Partizipation will gelernt sein

Immer wieder kursiert der Vorwurf, dass in Deutschland eine unpolitische Jugend lebe. Der Beitrag gibt einen Einblick in die jüngsten Bestrebungen Baden-Württembergs, dies zu ändern.

Foto: Michael Panse via flickr.com, Lizenz: CC BY-ND 2.0

Kinder und Jugendliche haben ebenso wie Erwachsene das Recht, an politischen Entscheidungen teilzuhaben und mitzuwirken. Doch wann beginnt dieses Recht in Deutschland? Laut Bürgerlichem Gesetzbuch (BGB § 1) ist die Rechtsfähigkeit eines Menschen bereits nach der Geburt gegeben. Die UN-Kinderrechtskonvention (Art. 12, Abs. 1) sichert Kindern freie Meinungsäußerungs- und Beteiligungsrechte zu. Vor diesem Hintergrund überrascht es nicht, dass immer häufiger versucht wird, die junge Generation schon vor ihrer Volljährigkeit stärker für politische Teilhabeprozesse zu begeistern. Im baden-württembergischen Ulm hat nun der Aktionstag „Schule trifft Rathaus“ am 17. Januar 2017 Schüler*innen gezeigt, wie sie auf die Politik in ihrem direkten Umfeld Einfluss nehmen können.

Jugendbeteiligung formal verankert

Dem Aktionstag vorausgegangen war eine Gesetzesänderung der Gemeindeordnung Baden-Württemberg. Seit Ende vergangenen Jahres ist dort die Beteiligung von Kindern und Jugendlichen deutlich gestärkt worden. So heißt es im Gesetzestext in § 41a: „Die Gemeinde soll Kinder und muss Jugendliche bei Planungen und Vorhaben, die ihre Interessen berühren, in angemessener Weise beteiligen. Dafür sind von der Gemeinde geeignete Beteiligungsverfahren zu entwickeln.

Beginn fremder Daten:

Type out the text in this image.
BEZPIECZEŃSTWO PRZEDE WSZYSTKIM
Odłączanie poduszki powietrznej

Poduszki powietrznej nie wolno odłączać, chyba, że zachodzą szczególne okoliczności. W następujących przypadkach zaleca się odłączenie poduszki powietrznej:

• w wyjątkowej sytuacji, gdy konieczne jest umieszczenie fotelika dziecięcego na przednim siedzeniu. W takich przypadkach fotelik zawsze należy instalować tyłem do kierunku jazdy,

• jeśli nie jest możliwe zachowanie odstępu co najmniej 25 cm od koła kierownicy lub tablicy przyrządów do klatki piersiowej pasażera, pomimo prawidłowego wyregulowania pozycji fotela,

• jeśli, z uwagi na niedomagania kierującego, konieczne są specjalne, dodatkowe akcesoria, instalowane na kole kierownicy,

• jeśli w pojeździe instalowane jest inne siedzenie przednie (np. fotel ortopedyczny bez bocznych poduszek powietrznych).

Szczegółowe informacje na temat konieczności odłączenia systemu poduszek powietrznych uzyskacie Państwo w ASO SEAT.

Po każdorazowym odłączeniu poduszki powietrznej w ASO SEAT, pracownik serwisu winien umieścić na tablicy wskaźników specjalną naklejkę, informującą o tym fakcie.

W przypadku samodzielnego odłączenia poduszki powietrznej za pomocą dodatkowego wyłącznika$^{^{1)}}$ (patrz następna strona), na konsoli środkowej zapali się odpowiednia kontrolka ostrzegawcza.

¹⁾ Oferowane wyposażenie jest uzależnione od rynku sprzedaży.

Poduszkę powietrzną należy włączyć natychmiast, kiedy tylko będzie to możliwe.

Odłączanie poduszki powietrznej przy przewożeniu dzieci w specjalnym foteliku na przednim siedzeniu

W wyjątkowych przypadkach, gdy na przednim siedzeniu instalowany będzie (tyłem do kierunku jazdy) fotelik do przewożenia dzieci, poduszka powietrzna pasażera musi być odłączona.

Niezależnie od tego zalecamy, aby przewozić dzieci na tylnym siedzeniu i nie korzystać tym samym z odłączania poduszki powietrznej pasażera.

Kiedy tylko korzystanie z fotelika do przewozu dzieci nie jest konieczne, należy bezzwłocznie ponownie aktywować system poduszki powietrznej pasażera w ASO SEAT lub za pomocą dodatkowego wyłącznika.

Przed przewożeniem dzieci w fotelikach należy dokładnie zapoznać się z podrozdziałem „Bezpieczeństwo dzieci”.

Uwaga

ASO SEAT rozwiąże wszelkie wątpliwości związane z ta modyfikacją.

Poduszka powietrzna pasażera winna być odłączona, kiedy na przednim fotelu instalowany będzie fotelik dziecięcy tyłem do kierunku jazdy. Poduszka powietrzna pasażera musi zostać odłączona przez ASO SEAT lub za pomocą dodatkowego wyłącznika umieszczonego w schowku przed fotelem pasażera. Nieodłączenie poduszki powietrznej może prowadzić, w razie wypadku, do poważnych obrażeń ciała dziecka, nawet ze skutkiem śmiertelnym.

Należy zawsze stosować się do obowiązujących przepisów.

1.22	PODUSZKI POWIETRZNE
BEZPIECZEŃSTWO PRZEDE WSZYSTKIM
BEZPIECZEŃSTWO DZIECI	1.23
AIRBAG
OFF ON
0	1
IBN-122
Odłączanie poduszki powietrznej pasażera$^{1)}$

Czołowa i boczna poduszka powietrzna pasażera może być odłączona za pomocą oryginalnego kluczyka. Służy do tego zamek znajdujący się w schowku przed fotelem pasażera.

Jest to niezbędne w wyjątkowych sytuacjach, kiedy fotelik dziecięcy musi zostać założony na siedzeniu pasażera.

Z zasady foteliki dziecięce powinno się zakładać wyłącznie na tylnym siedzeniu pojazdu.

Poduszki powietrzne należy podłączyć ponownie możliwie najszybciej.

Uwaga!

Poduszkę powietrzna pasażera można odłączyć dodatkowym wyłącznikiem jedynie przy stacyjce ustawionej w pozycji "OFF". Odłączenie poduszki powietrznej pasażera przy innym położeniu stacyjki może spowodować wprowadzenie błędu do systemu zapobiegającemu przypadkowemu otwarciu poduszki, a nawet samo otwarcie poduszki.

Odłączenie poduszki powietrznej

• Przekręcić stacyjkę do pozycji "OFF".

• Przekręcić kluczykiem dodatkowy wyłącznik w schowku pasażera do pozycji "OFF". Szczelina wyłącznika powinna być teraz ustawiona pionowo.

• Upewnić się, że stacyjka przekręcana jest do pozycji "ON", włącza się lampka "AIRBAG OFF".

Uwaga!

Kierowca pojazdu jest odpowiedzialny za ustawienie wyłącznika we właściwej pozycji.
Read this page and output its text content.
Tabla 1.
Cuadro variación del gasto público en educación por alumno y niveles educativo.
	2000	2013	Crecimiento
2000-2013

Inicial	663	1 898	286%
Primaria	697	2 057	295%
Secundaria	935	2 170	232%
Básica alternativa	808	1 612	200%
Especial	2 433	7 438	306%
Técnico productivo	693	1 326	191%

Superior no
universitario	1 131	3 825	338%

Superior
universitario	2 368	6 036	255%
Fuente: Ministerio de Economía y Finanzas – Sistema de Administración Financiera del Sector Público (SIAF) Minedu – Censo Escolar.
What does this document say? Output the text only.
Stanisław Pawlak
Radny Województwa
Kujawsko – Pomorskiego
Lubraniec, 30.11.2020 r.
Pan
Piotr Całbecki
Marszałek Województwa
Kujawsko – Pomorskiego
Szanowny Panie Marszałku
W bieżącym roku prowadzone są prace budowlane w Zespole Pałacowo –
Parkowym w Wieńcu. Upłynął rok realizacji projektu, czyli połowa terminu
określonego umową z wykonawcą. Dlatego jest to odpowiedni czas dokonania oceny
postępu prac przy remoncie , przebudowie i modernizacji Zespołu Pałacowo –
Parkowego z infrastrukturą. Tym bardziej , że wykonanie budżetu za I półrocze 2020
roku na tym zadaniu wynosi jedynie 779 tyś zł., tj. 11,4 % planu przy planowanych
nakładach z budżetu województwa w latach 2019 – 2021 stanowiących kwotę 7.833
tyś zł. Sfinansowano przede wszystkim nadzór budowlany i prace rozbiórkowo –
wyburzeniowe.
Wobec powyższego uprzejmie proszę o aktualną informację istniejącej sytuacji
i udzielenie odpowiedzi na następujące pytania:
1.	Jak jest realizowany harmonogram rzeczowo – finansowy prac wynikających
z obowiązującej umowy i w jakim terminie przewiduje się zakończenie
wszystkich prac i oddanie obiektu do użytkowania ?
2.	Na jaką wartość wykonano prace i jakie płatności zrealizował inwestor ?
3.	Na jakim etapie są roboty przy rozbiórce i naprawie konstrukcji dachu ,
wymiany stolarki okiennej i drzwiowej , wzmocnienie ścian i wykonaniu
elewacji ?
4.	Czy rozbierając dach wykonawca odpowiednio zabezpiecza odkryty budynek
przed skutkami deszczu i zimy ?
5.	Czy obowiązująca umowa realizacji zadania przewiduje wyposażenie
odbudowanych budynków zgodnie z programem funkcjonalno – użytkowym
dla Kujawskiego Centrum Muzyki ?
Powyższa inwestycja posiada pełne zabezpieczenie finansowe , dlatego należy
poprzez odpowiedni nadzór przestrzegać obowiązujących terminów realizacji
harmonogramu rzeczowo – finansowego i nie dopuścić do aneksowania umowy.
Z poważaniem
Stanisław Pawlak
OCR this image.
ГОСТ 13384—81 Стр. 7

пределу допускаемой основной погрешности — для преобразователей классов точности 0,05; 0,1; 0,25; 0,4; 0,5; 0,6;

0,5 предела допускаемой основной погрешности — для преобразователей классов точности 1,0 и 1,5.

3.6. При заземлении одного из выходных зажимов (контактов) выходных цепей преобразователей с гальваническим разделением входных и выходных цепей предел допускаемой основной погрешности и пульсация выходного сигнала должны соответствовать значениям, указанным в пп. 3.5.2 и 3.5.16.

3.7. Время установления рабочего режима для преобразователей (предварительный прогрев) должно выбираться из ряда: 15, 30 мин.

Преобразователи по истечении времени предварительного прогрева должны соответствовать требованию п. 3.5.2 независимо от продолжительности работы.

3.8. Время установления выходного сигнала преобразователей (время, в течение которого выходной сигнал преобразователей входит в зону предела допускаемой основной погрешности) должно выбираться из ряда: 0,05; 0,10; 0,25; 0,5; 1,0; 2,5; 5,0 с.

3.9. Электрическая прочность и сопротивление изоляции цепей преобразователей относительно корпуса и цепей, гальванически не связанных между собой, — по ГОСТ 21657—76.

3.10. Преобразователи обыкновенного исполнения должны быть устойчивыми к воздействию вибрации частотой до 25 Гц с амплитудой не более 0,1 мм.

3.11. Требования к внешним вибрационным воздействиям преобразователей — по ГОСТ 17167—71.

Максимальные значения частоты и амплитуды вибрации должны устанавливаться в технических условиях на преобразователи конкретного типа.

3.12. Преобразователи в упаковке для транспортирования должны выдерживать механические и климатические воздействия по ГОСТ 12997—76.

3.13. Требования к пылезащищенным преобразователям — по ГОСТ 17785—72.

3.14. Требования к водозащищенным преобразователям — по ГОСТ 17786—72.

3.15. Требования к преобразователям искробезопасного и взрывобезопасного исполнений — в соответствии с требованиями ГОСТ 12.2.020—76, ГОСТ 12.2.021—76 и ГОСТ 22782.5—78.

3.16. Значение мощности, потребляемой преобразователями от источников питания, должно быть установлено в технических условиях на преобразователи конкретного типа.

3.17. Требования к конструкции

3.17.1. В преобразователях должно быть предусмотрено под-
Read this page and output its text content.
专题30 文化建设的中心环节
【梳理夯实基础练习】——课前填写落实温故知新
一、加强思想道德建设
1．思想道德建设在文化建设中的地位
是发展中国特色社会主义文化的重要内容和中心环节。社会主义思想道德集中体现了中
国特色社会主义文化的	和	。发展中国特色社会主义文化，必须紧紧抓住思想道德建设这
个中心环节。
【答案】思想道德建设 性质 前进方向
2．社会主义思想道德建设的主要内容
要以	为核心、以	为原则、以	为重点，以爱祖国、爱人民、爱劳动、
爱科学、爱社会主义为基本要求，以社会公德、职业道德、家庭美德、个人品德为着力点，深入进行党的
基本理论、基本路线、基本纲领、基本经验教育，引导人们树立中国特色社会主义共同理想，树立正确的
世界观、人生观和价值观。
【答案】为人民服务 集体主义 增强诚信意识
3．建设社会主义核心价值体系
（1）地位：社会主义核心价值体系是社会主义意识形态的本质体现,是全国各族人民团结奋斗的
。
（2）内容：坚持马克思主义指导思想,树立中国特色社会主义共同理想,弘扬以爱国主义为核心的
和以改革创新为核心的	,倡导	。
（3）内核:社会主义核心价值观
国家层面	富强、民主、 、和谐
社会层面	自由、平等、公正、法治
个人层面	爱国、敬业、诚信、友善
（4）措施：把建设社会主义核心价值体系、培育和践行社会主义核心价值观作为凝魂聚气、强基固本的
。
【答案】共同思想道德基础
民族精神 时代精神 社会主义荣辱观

Insbesondere kann die Gemeinde einen Jugendgemeinderat oder eine andere Jugendvertretung einrichten.“

Die Stadt Ulm besitzt bereits seit 1993 ein Jugendparlament, das sogenannte JuPa. Dieses umfasst etwa 20 Mitglieder*innen und tagt alle zwei bis drei Monate gemeinsam mit dem Oberbürgermeister Gunter Czischim im Sitzungssaal des Rathauses. Neben dem Ulmer JuPa will die Stadtregierung jedoch auch jüngere Kinder und Jugendliche zur aktiven Bürgerbeteiligung animieren. Durch die Landeszentrale für politische Bildung Baden-Württemberg (LpB) wurde deshalb der Aktionstag „Schule trifft Rathaus“ ins Leben gerufen. Im Rahmen dieses Projektes konnten Zehntklässler*innen einer Realschule erfahren, welche Aufgaben in der kommunalen Politik gelöst werden müssen, welche Hürden und Schwierigkeiten es dabei gibt und wie sie sich selbst politisch stärker beteiligen können. Auch das JuPa war bei der Veranstaltung zugegen.

Träumen erlaubt

Bei der Veranstaltung wurden jedoch nicht nur Grundlagen der politischen Arbeit besprochen. Nachdem die Schüler*innen Informationen zu ihren Rechten und Pflichten bei Beteiligungsverfahren erhielten, hatten sie die Möglichkeit, ihren Ideen für ein schöneres Ulm freien Lauf zu lassen. Dabei haben sie nicht nur auf Mängel in der Infrastruktur und dem Freizeit- und Sportangebot in der Stadt hingewiesen, sondern auch Vorschläge für ihre persönliche Traumstadt vorgetragen. So wünscht sich beispielsweise einer der Jugendlichen eine Seilbahnverbindung zwischen Ulm und umliegenden Skigebieten. Bei rund 20 Kilometern Entfernung wird das wohl leider ein Traum bleiben.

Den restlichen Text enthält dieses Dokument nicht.